Defendant has not argued that the municipal court and Law Division judges were without authority to increase the time for maintaining the interlock device when defendant appeared before them the second time. The record is inadequate to permit us to determine whether the issue has become moot due to intervening time, events, or for other reasons. Hence, we decline to remand the matter for resentencing. Defendant may make an application to the Law Division if appropriate.

Affirmed.

1 N.J.S.A. 39:4-50(a)(3) provides in pertinent part: "[I]f the second offense occurs more than 10 years after the first offense, the court shall treat the second conviction as a first offense for sentencing purposes and if a third offense occurs more than 10 years after the second offense, the court shall treat the third conviction as a second offense for sentencing purposes." The statute applies to sentencing for refusal convictions enhanced by previous DWI convictions. State v. Taylor, 440 N.J. Super. 387, 392 (App. Div.), certif. denied, 223 N.J. 283 (2015).

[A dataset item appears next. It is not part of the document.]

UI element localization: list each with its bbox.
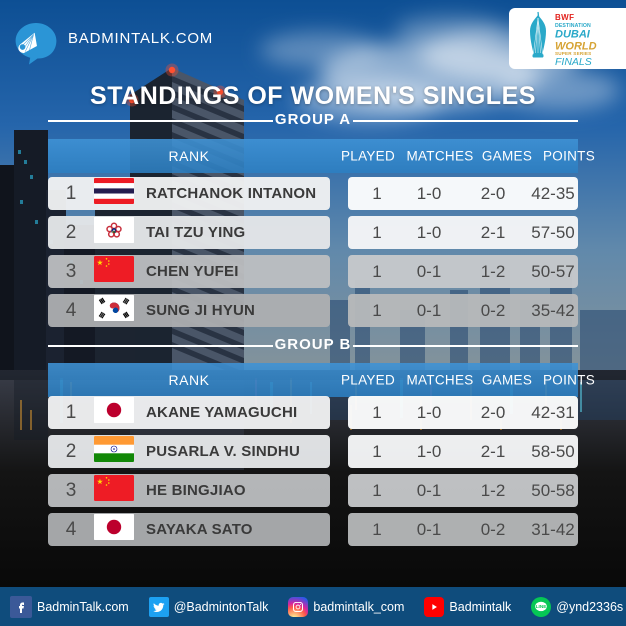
svg-text:LINE: LINE [536, 604, 547, 609]
svg-text:DUBAI: DUBAI [555, 29, 591, 41]
svg-text:BWF: BWF [555, 13, 574, 22]
svg-text:FINALS: FINALS [555, 56, 592, 68]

2 Previous DWI convictions enhance a subsequent sentence for refusal. State v. Frye, 217 N.J. 566, 569 (2014); see also In re Bergwall, 85 N.J. 382 (1981), rev'g on dissent, 173 N.J. Super. 431, 436 (App. Div. 1980) (Lora, P.J.A.D., dissenting); State v. Fielding, 290 N.J. Super. 191, 193-94 (App. Div. 1996) (explaining that a defendant previously convicted of DWI must receive an enhanced suspension for a subsequent refusal conviction).

3 Defendant cited no authority for either the assertion that the matter was back for "resentencing" or the proposition that he had a right to make a new argument after exhausting his right to appeal. The municipal court judge asked for none. In his appellate brief, defendant cites to neither the record nor to any law to support the assertion that he was to be "resentenced." Contrarily, he states that the matter was returned to municipal court for "execution of defendant-appellant's original sentence."

4 The municipal court transcript reflects the judge "resentenced" defendant by telling counsel the sentence defendant faced, even if the offense was stepped down to a third conviction, and then telling the attorney, "I just sentenced him."